Re: Server issues when multiple hosts were down

Posted: Tue May 19, 2015 8:25 am
by snapon_admin
Right, exactly. My suggestion was for an option rather than default behavior because the exact reason you stated, changing something like that that's been the way it is for as long as it has would be a bad idea. And the main reason given for continuing checks during downtime is because it would screw with reports since there's an option to include/exclude downtime. I do agree though, looks like there's at least some interest in this as a feature and I would also love it if this option ever made it into Nagios.

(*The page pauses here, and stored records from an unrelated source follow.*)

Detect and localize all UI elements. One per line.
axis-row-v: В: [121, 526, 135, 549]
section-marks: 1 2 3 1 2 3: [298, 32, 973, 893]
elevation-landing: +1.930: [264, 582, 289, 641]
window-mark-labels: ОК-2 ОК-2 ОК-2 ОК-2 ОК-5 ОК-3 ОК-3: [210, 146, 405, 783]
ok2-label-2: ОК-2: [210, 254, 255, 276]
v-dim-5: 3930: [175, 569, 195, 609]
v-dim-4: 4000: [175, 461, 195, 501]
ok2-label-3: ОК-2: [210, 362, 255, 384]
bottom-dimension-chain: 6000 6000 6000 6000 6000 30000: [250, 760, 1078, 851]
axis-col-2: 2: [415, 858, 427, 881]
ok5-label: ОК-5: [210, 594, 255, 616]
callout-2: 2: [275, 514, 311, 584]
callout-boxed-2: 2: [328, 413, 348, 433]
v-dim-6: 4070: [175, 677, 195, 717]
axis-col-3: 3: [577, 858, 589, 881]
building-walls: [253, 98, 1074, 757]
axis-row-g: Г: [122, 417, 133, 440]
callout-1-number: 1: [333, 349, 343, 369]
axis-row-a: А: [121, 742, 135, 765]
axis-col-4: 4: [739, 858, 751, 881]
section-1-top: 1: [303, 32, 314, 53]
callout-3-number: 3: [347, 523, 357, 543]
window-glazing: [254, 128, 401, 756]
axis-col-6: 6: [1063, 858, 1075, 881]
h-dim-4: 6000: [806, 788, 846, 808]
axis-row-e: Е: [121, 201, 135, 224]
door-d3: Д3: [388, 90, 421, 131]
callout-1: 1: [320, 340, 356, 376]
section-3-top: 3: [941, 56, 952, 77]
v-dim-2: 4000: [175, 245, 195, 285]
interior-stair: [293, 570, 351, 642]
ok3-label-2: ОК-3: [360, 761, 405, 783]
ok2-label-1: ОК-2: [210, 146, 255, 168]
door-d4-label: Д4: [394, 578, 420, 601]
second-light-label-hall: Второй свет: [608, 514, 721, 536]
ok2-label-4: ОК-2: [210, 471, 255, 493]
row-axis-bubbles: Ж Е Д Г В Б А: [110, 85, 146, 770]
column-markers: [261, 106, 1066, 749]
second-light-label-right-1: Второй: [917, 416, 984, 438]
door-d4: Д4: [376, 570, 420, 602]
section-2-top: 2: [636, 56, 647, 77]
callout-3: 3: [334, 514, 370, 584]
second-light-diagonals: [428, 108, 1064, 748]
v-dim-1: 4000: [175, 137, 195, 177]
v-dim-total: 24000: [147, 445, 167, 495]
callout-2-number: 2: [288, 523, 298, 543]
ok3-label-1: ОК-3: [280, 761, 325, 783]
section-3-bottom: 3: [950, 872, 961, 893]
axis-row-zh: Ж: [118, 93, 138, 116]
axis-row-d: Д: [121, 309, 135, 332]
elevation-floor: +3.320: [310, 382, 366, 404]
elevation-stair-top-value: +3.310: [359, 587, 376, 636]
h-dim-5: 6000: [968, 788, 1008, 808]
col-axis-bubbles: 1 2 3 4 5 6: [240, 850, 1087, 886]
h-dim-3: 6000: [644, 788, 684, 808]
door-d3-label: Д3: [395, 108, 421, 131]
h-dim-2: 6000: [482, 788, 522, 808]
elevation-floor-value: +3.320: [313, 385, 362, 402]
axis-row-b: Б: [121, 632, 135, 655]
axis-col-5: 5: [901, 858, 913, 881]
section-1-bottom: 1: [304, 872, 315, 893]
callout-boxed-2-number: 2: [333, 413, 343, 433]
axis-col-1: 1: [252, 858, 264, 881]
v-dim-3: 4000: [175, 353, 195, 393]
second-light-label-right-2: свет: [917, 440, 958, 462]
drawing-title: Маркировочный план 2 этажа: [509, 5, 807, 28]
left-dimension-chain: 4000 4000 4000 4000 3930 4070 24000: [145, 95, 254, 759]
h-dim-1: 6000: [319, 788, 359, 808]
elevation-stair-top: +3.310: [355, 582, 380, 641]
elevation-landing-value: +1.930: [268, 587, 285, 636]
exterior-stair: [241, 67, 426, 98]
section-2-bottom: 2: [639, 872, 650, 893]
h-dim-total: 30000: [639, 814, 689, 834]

Re: Server issues when multiple hosts were down

Posted: Tue May 19, 2015 8:34 am
by WillemDH
Seems very reasonable to have the option to not do service checks while the host is down. I would think most prefer this option above the Nagios server going down.
Please make it a global option. :)

Re: Server issues when multiple hosts were down

Posted: Tue May 19, 2015 8:43 am
by BanditBBS
WillemDH wrote:I would think most prefer this option above the Nagios server going down.
Excuse me for a moment, I'll be in the corner doing this: HAHAHAHAHAHAAHAHAHAHAHAHAHAHAHAAHAHAHAHAHA

Couldn't have said it better myself :ugeek:

Re: Server issues when multiple hosts were down

Posted: Tue May 19, 2015 9:15 am
by vAJ
I too had a major outage (thanks MS Hyper-V) and my Nagios instance took a major dump.

Took several restarts and clearing state to get back to good.